Es sind die großen gesellschaftlichen Verwerfungen, die hier im Kleinen reflektiert werden, und Mittel zum Zweck sind dem Autor Julian Fellowes (selbst Aristokrat) — für eine TV-Serie vergleichsweise große — Sprünge von ein paar Monaten zwischen den einzelnen Folgen. Wie im Zeitraffer sehen wir so Veränderungen im Gefüge, insbesondere in der zweiten Staffel etwa die Folgen des Krieges: Downton wird zu einem behelfsmäßigen Lazarett, sowohl Mitglieder der Herrschaft als auch der Dienerschaft ziehen in den Krieg und kommen nur zum Teil unbeschadet wieder.
Nie aber wird „Downton Abbey“ über derart großen Themen zum Schinken, nie werden Verrat, Intrigen, Betrug und Mißgunst um ihrer selbst willen erzählt, sondern immer, um im Porträt einer vergangenen Epoche diese mit unserer Zeit vergleichbar zu machen: Wo gesellschaftliche Verantwortungen von denen oben für die weiter unten liegen, wer wen braucht, wie sich das Fließgleichgewicht mit der Zeit ändert. Die Gleichheit, die hier gesellschaftlich so erkennbar nicht vorhanden ist, ist in der Erzählung immer gegeben: Sie nimmt die Sorgen des Earl Grantham genauso ernst wie die der Küchenhilfe Daisy, stellt niemanden bloß, zeigt die Fehltritte von höheren Töchtern wie von Laufburschen und wird dabei nie geschwätzig, sondern bleibt in der Narration, in den Dialogen immer zurückhaltend, während die Kamera dafür umso opulentere Bilder einfangen darf. Pro Folge, heißt es, hat „Downton Abbey“ etwa eine Million Pfund gekostet.

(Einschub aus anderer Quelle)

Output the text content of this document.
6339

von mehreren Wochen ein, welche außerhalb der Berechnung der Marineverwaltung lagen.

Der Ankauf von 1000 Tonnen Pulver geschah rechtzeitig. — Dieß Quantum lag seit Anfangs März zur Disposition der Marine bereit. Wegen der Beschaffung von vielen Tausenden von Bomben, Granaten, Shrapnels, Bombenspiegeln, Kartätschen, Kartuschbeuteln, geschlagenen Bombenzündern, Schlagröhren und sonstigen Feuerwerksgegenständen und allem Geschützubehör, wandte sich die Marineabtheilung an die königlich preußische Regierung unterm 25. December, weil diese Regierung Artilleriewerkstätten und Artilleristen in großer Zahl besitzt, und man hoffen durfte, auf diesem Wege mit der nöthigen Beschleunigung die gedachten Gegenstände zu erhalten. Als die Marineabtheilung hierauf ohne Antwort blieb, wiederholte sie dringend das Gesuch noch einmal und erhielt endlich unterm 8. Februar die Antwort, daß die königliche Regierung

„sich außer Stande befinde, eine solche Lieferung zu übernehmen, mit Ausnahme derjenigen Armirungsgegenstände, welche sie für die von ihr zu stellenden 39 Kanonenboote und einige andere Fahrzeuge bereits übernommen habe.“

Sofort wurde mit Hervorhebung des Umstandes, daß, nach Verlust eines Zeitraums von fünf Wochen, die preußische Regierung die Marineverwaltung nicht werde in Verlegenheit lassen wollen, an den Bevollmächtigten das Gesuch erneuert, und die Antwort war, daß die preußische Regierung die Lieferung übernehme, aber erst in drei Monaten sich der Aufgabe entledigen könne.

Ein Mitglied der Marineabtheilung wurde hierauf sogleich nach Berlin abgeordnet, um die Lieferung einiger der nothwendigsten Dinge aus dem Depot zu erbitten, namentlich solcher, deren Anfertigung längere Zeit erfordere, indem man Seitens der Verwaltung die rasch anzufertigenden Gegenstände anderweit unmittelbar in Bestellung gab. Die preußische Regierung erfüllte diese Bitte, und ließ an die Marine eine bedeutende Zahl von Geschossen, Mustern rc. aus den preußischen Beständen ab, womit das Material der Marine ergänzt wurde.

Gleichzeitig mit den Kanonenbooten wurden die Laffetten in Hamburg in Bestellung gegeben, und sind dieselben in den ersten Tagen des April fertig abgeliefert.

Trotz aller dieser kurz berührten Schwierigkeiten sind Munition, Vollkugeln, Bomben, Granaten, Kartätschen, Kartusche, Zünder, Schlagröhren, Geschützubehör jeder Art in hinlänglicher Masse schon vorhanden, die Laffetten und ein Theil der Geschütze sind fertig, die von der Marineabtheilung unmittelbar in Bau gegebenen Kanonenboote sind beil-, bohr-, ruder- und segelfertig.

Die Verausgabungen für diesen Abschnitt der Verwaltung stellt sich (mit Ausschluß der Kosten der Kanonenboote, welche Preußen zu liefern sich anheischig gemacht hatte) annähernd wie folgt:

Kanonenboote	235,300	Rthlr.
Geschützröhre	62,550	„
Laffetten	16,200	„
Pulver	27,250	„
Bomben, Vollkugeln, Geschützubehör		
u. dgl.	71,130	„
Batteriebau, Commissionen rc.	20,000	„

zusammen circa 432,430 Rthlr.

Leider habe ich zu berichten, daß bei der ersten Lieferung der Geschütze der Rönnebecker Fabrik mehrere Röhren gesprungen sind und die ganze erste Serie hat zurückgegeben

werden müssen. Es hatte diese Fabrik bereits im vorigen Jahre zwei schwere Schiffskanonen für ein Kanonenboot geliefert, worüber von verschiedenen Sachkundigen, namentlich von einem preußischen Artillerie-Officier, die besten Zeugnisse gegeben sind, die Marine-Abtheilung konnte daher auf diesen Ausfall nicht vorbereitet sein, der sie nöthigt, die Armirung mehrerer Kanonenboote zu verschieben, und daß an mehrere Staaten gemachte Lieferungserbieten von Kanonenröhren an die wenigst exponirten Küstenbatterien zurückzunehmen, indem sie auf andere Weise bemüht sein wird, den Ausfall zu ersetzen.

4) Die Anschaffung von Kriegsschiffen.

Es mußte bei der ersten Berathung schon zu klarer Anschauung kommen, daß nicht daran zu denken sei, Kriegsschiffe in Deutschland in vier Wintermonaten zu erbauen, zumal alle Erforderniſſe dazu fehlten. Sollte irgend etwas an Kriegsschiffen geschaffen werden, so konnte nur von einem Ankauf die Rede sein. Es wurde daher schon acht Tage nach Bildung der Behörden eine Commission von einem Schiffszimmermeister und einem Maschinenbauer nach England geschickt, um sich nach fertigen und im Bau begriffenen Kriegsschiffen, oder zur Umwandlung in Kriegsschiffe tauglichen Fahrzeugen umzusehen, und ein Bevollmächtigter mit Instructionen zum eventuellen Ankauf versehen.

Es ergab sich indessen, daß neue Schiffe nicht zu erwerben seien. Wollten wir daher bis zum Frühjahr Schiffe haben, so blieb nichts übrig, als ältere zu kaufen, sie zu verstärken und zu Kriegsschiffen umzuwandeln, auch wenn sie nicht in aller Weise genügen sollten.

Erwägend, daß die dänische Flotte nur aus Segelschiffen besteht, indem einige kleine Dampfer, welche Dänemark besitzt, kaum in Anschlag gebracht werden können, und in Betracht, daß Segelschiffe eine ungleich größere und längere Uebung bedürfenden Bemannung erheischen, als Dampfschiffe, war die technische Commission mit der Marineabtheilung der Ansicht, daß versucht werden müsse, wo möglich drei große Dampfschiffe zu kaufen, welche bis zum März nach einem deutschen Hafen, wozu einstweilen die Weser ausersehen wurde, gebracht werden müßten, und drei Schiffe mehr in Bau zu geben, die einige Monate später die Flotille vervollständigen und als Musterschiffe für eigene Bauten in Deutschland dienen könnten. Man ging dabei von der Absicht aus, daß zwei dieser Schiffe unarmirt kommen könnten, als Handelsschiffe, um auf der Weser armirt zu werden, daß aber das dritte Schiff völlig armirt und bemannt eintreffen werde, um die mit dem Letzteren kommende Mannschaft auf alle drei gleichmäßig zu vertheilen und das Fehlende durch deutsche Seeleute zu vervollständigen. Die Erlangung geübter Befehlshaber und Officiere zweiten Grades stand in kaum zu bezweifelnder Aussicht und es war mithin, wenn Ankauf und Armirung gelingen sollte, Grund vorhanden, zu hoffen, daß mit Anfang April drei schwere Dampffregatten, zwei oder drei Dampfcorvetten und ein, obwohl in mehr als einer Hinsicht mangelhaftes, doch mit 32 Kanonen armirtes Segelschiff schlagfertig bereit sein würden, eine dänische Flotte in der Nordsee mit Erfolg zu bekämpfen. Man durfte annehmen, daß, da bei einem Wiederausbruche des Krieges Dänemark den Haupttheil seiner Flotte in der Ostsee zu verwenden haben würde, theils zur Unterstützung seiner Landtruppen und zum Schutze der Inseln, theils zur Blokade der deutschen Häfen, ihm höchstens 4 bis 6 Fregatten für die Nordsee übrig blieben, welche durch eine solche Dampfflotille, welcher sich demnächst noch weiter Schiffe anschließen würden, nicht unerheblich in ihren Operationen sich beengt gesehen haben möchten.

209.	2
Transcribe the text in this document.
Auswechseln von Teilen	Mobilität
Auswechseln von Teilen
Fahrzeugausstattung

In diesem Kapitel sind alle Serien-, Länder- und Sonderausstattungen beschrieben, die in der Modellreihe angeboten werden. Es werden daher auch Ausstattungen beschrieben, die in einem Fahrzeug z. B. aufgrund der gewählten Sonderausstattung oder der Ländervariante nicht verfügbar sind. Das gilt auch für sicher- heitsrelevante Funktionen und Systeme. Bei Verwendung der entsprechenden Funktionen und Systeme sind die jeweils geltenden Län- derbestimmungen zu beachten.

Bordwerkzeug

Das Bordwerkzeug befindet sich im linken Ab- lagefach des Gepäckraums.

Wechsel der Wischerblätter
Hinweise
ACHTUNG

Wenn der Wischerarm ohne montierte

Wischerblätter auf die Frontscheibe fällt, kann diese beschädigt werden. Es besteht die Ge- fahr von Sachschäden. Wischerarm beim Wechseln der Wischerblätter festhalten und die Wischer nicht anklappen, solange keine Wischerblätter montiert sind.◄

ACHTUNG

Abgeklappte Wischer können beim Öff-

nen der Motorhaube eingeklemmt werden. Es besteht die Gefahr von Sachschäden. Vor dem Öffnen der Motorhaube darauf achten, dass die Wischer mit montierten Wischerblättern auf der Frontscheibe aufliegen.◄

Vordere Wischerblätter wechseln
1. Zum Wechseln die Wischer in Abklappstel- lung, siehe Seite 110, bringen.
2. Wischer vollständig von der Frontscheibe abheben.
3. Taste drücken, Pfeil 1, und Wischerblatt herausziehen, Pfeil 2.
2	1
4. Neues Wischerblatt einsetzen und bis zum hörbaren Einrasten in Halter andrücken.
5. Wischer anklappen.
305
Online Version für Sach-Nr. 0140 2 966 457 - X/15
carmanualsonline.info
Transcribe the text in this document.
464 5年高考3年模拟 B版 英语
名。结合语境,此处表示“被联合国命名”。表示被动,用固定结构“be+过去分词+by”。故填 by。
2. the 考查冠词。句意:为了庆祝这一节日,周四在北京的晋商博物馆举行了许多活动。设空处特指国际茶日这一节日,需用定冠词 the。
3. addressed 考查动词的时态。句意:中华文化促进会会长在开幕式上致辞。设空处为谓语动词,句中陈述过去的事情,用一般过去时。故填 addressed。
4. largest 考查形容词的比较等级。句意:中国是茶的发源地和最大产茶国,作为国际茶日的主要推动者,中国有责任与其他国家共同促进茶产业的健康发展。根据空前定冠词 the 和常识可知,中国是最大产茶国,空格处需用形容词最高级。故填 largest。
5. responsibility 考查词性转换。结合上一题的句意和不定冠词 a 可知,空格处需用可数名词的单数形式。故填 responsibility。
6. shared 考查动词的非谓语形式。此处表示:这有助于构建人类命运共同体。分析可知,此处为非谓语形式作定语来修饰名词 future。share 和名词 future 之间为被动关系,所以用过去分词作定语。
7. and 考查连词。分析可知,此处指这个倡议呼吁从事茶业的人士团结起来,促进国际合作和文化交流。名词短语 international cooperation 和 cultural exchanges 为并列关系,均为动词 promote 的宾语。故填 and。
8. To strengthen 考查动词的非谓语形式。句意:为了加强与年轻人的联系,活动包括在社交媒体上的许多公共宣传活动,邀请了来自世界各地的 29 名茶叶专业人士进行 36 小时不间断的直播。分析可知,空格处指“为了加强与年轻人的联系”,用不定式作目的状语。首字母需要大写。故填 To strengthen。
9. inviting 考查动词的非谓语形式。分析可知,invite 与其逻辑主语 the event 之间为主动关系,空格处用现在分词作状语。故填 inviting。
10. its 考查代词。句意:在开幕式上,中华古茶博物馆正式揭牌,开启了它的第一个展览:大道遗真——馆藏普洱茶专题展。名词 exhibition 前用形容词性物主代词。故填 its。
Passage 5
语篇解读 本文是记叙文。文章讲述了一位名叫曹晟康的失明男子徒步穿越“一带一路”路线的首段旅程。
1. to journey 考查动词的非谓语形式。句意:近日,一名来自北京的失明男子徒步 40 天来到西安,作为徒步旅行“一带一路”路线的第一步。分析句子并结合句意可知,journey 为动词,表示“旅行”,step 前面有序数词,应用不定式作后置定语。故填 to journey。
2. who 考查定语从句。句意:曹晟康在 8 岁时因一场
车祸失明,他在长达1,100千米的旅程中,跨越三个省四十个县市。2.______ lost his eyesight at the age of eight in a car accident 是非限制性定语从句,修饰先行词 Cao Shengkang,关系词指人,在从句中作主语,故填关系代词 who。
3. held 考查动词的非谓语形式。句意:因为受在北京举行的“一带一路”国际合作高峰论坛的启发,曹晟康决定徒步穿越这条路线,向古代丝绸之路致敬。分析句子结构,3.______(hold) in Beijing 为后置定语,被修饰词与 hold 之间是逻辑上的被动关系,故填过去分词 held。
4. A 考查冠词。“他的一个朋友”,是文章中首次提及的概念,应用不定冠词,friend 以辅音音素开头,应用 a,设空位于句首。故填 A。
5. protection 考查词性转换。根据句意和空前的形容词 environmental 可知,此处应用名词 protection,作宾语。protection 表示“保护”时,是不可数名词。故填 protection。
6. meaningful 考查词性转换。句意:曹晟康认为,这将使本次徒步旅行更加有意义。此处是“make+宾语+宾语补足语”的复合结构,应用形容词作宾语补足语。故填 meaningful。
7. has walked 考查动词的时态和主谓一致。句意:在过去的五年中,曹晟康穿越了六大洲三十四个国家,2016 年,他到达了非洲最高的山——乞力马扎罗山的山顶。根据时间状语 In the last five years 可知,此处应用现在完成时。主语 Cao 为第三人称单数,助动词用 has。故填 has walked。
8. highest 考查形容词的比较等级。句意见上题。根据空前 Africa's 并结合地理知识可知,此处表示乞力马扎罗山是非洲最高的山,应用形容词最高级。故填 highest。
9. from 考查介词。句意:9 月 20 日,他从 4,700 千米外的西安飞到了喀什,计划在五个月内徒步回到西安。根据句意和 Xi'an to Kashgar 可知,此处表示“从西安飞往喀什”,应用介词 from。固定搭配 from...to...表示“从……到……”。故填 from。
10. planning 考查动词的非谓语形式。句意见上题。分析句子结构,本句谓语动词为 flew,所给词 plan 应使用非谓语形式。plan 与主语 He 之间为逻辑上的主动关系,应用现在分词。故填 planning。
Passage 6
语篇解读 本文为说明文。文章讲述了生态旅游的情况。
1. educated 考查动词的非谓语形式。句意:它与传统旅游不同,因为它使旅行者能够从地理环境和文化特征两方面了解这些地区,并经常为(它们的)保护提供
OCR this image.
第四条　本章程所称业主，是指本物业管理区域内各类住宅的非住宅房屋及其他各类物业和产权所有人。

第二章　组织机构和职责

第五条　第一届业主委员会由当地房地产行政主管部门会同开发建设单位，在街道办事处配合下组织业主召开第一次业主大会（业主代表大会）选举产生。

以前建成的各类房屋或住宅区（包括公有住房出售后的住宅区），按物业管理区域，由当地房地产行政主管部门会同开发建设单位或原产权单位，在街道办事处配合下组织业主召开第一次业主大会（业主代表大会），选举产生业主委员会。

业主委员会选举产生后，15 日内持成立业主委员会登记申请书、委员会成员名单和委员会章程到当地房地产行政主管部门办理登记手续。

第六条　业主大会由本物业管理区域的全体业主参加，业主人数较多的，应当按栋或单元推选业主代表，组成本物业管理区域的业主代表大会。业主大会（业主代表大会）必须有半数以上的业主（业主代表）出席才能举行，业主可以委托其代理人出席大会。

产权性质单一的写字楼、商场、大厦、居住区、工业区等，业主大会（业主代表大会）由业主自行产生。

Die waren gut angelegt: „Downton Abbey“ feiert international große Erfolge, darunter elf Emmy-Nominierungen 2011 und 92 Prozent Zustimmung bei Metacritic, was einen Eintrag ins Guiness-Buch der Rekorde als „von Kritikern am besten bewertete Fernsehsendung des Jahres“ mit sich brachte. „Downton Abbey“ ist die erste britische Show, die diesen Rekord aufgestellt hat.
Die erste Staffel „Downton Abbey“ ist auf DVD erhältlich, die zweite demnächst, nach dem Ende der diesjährigen Staffel wird es ein Weihnachts-Special geben, und für nächstes Jahr ist eine weitere Staffel geplant, die dann im Jahr 1920 beginnen wird.
Unbedingt auch Gosford Park gucken, der das Ganze inspiriert hat.
Wem gerade das „upstairs/downstairs“ Thema gefällt, dem sei auch Robert Altmans „Gosford Park“ ans Herz gelegt.
^ … und natürlich – wait for it, are you ready? -: „upstairs, downstairs“, soweit ich das überblicken kann, das bisher unerreichte original (samt drei neuen, im letzten jahr ausgestrahlten folgen und dem spin-off „thomas & sarah“).
ebenfalls in dieser zeit spielen unbedingt sehenswerte perlen wie „the forsyte saga“ (galsworthy), „mapp and lucia“ (benson), „jeeves and wooster“ (wodehouse) und „lillie“.
und wenn das noch nicht reicht, warum nicht einfach auch mal „the barchester chronicles“ (trollope) und „tess of the d’urbervilles“ (hardy) andengeln?
da kleistert’s einem dann auch nicht ständig die ohren mit dramatischer muzak zu.